Drug-Mania Lacks Support

Researchers find that commonly prescribed antipsychotic drugs lack evidence of efficacy

January 8, 2011 / Author:  / Reviewed by: Joseph V. Madia, MD

Rate This Article

3.65

(dailyRx News) As prescriptions for antipsychotic drugs become increasingly common, concerns about their effectiveness are also on the rise.

According to a new study in the journal Pharmacoepidemiology and Drug Safety, there exists limited compelling evidence that atypical antipsychotic medications actually help patients.

Atypical antipsychotic medications, which were originally approved by the U.S. government to treat schizophrenia, are used today to treat a variety of mental health conditions, including autism, bipolar disorder, depression, delirium, dementia, and personality disorders. In 2008, these drugs composed almost 5 percent of all US pharmaceutical spending - more than $10 billion in drug costs.

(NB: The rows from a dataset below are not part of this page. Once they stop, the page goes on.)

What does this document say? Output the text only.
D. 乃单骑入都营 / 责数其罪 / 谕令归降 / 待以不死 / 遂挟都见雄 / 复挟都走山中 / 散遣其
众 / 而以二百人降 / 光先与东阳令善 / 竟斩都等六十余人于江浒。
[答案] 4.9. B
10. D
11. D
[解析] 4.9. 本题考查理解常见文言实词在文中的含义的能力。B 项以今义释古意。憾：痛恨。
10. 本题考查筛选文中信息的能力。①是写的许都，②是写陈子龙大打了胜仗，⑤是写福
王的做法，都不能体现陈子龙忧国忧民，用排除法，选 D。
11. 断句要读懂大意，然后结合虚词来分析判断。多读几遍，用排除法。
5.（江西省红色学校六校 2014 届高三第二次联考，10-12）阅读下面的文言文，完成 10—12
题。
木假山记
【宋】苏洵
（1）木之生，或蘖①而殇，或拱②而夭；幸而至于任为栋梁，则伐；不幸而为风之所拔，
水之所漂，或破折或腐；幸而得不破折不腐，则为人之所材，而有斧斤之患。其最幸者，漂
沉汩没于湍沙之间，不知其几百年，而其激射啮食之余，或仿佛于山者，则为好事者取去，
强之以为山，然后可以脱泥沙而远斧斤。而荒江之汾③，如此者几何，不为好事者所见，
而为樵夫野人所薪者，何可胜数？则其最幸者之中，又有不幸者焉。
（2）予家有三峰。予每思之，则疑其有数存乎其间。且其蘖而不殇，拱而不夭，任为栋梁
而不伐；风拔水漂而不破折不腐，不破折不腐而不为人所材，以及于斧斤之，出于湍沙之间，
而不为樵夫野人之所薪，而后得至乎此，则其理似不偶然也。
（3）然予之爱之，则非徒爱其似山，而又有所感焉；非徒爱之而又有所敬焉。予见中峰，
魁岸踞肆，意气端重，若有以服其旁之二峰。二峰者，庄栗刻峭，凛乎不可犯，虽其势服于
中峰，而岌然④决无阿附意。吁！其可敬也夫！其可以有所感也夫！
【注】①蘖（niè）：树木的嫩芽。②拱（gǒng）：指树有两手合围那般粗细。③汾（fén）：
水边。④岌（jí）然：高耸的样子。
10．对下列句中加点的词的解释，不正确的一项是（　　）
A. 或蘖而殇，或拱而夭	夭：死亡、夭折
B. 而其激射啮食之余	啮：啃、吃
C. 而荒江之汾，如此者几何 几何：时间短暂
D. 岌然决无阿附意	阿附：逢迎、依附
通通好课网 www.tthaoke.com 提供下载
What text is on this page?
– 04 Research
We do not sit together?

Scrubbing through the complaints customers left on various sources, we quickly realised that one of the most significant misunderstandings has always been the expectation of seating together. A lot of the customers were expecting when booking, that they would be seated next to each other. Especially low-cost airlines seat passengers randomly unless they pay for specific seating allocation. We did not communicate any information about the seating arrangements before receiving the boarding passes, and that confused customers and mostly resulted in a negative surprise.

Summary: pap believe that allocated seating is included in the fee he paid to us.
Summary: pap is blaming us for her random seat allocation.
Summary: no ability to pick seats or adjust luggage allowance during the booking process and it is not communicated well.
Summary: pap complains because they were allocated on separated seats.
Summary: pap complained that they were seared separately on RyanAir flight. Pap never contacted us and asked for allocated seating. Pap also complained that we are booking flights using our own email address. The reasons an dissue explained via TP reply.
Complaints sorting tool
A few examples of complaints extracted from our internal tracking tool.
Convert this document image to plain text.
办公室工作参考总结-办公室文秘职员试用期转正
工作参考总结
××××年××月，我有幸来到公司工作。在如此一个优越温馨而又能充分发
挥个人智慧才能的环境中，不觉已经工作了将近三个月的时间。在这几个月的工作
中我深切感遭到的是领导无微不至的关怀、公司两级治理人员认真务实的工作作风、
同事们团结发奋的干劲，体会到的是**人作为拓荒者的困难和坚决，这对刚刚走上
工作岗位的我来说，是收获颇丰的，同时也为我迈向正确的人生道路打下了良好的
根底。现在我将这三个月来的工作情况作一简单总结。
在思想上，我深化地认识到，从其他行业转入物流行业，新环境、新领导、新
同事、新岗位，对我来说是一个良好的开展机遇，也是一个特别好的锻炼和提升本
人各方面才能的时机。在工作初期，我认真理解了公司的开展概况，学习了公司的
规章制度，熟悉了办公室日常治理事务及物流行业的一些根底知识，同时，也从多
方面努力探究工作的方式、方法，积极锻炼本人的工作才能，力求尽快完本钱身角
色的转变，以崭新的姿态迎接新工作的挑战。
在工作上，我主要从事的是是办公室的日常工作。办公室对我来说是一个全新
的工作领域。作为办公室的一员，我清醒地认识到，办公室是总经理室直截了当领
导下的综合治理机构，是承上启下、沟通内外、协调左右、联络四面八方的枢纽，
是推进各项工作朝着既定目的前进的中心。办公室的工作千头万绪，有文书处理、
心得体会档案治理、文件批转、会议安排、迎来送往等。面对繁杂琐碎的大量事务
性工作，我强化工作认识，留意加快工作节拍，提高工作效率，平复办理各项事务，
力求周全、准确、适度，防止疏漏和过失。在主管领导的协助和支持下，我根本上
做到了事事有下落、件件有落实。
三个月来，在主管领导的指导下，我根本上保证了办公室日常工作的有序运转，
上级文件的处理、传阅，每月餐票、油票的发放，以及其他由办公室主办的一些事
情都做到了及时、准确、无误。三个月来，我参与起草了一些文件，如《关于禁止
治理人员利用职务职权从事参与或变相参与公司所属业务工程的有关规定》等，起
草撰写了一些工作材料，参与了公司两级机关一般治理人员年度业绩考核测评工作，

In light of these staggering numbers, researchers from the Stanford University School of Medicine and University of Chicago set out to see if these popular antipsychotics actually worked. They analyzed data from physicians' surveys that detailed the types of conditions that doctors treated and the drugs they prescribed. After determining which drugs were being used for which conditions, the researchers evaluated the effectiveness of those drugs that were being used for conditions not approved by the FDA, known as "Off Label" use.

Using Drugdex, an index of drug efficacy ratings, the researchers found that prescriptions for antipsychotics increased by 10.5 million between 1995 and 2008 (from 6.2 million to 16.7 million). Shockingly, by 2008 less than half of those prescriptions had compelling evidence to show their effectiveness.

It is likely that that growing number of prescriptions for antipsychotics is the success of marketing strategies and cultural inclinations, says Randal Stafford, M.D., Ph.D., associate professor of medicine at the Stanford Prevention Research Center and senior author of the study. At times, says Stafford, physicians tend to prescribe the most novel treatments even when they lack evidence. He recommends that physicians put more thought into the types of prescriptions they are writing for their patients. He adds that more research and feedback might help physicians make more informed decisions.